The complexity of the insurance products comes with “financial innovation”.  In the old days, insurance companies paid out if you crashed your car, found your house on fire, were robbed, or someone died.  Now insurance companies sell some of the most exotic financial options invented.  Variable annuities with embedded options with rate resets, floored guarantees, and numerous investment options.  The insurance contracts are flooded with characteristics that are determined by market conditions and policy holder behavior.  These complex products have gotten numerous companies in trouble (Hartford).  The complexity of property/casualty insurance contracts is much more sane, but have you ever tried to forecast the probability and number of hurricanes in the gulf region?

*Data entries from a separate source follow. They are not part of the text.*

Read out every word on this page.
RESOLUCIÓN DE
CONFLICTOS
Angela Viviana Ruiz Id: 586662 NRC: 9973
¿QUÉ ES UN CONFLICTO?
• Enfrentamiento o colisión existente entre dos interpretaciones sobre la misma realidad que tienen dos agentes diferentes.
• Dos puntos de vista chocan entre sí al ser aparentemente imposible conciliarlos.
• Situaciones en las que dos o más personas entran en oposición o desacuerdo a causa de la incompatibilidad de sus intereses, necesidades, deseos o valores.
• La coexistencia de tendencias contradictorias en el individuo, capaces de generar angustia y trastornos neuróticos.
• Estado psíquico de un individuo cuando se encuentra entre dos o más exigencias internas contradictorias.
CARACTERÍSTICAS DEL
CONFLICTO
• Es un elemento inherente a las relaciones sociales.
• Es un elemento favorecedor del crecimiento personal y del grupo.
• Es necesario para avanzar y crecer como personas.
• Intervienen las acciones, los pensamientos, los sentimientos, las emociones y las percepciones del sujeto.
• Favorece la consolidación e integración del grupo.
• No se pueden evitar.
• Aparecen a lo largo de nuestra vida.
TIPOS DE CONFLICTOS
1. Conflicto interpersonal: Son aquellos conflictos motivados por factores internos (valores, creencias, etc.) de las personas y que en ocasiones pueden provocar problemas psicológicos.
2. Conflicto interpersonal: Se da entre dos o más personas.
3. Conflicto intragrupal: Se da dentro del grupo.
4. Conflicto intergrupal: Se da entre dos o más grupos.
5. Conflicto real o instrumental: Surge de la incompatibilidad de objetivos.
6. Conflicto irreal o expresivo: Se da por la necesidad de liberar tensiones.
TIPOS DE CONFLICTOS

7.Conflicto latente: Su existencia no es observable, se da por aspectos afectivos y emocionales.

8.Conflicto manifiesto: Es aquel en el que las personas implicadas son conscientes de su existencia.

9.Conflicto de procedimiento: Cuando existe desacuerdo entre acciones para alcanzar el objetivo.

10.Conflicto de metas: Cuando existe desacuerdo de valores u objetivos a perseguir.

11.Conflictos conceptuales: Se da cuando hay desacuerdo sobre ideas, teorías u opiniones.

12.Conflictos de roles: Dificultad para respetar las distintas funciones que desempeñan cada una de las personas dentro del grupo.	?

Lastly comes the asset/liability management.  This is the all-encompassing catchall for where most companies screw up.  The screw-up usually comes in the form of greed.  The insurance companies want to borrow as much money from policy holders as they can while earning as much return on that borrowed money as possible.  How do you do that?  By offering high crediting rates to the policy holders while taking more risk on the assets.  More risk can stem from investments in low credit quality bonds (high yield) but even there the return is limited.  When insurance companies run out of high yield cash products, they turn to the great people of wall-street for “financial innovation”.  That is basically how CDO’s, CDO^2, CPDO’s, CLO’s and synthetic bonds were created, as a need to satisfy spread-based businesses with higher return investments.  Why would an insurance company invest in a AAA rated 4% yielding bond when they could put the cash in a AAA rated tranche of a CDO that yielded 6%?  That extra 2% went straight to the bottom line….until the whole deck of cards collapses because that 2% difference truly represented a risk not captured by the AAA rating.